Combien de familles s’enlisent alors dans des conflits délétères ? Des successions malheureuses donnent lieu à des frais d’avocat plus élevés que les sommes disputées. Engorgement des tribunaux oblige, des procédures de divorce tumultueuses durent aisément trois ans, plus encore dans les grandes villes.
Pour éviter pareilles situations, un impératif : exprimer une bonne fois pour toutes non-dits et aigreurs, pour pouvoir ensuite traiter les questions d’argent de la manière la plus rationnelle possible. « Quand j’ai des clients qui me disent “c’est une question de principe”, je ferme le dossier et pose le stylo, raconte Olivier Piquet, notaire à Longjumeau (91). Dans ces situations, il est question de négocier et non de s’imposer. » Quelle que soit la nature du conflit, de bons réflexes comportementaux et juridiques peuvent alors jouer en votre faveur.
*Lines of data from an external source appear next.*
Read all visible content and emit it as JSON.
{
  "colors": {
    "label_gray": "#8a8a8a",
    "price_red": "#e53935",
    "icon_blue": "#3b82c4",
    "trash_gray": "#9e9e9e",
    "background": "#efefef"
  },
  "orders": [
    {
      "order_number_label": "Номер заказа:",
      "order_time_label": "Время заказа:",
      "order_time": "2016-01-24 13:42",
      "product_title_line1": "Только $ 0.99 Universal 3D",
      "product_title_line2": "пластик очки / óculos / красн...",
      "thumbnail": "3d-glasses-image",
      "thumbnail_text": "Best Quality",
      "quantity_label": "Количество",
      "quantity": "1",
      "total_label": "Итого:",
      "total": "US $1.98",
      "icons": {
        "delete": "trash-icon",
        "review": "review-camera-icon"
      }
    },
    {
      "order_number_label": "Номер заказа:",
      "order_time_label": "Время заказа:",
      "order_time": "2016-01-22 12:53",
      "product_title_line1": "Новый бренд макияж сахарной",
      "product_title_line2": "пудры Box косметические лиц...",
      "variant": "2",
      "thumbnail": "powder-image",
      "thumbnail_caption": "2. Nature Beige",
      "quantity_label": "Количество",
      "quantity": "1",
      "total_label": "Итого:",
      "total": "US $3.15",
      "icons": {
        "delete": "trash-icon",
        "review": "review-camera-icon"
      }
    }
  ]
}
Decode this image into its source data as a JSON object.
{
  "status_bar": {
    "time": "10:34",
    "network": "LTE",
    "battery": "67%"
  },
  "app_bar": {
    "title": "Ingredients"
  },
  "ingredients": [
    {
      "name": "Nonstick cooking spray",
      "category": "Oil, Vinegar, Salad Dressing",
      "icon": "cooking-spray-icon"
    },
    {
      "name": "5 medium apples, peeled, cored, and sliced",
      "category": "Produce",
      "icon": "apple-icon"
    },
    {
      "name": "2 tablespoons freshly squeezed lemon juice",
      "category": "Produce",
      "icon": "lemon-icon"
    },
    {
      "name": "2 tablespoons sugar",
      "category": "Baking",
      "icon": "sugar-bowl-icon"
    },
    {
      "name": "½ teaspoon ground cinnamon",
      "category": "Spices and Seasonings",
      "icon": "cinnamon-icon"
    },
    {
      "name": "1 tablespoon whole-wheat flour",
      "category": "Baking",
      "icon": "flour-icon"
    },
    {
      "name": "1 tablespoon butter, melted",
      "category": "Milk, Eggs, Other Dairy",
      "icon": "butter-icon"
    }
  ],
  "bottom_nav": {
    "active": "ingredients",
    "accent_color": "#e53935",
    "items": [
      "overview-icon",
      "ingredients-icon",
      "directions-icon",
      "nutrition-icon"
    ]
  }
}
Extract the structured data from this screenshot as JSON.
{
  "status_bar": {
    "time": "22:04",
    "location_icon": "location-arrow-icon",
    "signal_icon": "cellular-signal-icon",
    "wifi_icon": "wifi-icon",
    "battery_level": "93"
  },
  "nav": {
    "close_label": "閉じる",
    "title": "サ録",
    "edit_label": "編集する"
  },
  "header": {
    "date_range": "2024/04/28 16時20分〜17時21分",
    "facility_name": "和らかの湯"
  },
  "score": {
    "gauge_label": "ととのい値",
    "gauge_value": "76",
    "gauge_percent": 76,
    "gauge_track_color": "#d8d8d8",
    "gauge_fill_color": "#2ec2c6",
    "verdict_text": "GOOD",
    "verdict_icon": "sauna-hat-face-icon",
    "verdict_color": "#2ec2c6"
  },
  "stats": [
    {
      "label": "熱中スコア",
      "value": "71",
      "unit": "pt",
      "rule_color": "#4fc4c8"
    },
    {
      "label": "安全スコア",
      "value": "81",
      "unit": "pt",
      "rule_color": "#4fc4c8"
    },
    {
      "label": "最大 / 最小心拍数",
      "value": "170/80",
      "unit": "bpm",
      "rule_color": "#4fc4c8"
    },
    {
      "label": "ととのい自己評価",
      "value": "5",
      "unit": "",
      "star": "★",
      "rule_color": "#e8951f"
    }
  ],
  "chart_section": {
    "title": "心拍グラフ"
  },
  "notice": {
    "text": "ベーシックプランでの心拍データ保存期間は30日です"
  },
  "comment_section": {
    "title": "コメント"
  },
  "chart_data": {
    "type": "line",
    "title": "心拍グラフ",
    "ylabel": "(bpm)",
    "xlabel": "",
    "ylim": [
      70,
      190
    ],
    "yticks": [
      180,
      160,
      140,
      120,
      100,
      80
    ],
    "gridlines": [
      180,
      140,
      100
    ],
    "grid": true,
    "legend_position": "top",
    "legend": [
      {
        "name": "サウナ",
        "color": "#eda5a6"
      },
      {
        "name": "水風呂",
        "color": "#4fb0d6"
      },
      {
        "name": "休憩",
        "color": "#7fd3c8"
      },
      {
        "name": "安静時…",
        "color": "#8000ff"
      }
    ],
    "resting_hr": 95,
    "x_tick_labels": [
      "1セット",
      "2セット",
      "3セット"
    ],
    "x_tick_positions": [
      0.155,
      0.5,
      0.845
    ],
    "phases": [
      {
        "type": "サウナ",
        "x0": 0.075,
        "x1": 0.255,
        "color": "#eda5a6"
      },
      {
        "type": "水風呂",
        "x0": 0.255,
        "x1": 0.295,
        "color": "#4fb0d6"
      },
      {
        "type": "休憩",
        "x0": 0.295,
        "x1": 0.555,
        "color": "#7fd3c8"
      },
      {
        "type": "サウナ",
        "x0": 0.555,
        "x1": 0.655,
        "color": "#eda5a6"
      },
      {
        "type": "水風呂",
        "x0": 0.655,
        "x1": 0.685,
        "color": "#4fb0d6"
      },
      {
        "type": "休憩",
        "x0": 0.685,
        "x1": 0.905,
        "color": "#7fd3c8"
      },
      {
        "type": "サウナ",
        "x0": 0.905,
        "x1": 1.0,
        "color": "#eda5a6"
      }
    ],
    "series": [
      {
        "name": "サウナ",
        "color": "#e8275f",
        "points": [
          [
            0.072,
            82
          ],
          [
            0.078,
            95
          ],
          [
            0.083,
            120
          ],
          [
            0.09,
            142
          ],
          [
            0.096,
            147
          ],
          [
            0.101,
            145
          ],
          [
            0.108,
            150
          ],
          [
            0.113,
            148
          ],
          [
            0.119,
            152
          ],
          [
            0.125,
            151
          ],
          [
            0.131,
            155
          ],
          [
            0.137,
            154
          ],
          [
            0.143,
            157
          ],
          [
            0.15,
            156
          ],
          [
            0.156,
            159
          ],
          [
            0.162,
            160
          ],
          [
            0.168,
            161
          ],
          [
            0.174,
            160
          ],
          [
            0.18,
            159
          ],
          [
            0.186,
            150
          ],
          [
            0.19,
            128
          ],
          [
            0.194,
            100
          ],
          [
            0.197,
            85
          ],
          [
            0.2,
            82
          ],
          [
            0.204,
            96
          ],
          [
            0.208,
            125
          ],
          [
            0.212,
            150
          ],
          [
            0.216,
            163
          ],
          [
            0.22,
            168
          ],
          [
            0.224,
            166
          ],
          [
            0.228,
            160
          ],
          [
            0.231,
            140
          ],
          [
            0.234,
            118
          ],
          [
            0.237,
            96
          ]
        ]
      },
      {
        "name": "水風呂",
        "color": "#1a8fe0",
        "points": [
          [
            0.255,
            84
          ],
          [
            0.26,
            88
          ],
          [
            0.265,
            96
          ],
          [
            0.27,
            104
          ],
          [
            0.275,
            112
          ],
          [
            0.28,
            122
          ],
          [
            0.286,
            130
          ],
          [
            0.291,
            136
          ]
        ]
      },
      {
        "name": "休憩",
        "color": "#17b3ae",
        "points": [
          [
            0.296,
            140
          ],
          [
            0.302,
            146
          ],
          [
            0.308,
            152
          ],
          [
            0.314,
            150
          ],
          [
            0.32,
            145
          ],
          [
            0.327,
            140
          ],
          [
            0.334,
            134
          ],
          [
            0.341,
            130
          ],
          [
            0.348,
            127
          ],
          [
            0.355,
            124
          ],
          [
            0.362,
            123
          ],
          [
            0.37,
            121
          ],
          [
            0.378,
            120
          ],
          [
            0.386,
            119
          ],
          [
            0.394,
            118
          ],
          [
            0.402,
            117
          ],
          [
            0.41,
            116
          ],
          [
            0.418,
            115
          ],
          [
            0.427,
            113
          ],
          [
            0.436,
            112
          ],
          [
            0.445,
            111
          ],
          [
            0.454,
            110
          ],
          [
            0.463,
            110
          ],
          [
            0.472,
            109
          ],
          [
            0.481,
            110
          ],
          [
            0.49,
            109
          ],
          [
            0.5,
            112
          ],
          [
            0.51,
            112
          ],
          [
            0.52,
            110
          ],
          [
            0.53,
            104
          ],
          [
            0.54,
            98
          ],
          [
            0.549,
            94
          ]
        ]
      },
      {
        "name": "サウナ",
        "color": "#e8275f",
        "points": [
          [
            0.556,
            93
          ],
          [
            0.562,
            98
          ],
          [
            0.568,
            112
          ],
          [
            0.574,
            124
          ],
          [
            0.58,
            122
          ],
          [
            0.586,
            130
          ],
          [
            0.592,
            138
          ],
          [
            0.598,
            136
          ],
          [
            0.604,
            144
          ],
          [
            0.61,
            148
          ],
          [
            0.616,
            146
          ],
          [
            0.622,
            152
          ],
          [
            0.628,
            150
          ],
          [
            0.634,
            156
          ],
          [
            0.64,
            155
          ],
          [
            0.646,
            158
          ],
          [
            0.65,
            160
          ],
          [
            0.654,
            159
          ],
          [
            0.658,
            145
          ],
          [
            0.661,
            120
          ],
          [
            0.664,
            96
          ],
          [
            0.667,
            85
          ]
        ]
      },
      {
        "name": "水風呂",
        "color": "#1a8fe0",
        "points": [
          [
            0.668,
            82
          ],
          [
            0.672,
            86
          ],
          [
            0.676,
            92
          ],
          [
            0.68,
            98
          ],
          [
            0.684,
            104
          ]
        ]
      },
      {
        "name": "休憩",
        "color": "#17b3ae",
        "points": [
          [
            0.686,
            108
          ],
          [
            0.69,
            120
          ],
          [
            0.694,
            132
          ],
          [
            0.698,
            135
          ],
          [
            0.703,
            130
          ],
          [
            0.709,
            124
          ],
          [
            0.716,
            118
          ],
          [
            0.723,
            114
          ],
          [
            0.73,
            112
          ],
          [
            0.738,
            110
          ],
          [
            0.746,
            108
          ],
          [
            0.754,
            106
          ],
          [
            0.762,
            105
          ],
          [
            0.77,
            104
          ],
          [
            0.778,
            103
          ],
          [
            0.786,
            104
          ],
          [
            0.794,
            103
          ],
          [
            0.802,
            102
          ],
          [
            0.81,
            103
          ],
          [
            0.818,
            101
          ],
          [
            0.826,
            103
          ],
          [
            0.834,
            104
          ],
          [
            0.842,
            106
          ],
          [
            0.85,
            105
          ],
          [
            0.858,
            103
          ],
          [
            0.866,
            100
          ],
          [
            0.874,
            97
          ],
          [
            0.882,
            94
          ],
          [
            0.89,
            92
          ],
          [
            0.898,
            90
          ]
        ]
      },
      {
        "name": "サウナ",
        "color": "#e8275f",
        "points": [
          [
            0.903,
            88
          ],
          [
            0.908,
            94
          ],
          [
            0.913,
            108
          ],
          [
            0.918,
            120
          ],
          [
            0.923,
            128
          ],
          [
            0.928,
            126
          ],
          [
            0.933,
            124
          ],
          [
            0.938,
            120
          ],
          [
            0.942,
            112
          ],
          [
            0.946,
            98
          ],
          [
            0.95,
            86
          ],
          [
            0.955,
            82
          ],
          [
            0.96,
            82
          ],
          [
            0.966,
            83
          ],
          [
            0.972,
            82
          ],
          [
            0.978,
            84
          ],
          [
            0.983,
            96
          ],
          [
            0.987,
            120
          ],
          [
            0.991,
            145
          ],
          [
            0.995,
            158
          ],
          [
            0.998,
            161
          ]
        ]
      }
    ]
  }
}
Voyez plutôt.
Héritage
Faire reconnaître les dons déjà perçus
Maître Piquet l’admet, il n’avait pas vu la tornade arriver. « Trois frères et une sœur ont vécu coup sur coup le décès de leur mère puis de leur père, explique le notaire qui les a accompagnés. La première succession s’est passée sans encombre, mais tout s’est envenimé lors de la seconde. » L’élément déclencheur ? Une remarque d’un des héritiers, rappelant à son frère qu’il avait longtemps joui gratuitement d’un appartement des parents et que cela pouvait être déduit de sa part. La boîte de Pandore était ouverte : un deuxième a alors précisé que tel autre avait reçu une petite enveloppe, un troisième s’est ouvertement interrogé sur la disparition de bijoux…À LIRE AUSSIDonation déguisée : définition et conséquences
C’est un classique en psychologie, les rancœurs n’apparaissent vraiment qu’à la disparition du dernier parent. « Dans ce cas, il n’y a qu’une solution, faire les comptes, note Olivier Piquet. J’ai demandé à chacun d’apporter des preuves de ce qu’il avançait, mais, sans éléments probants, nous n’avons pu intégrer lesdites donations. » Dans une telle situation, afin d’appuyer ses allégations, il est possible de demander à la banque les relevés de compte du défunt pour repérer les virements importants, sur un historique maximal de dix ans.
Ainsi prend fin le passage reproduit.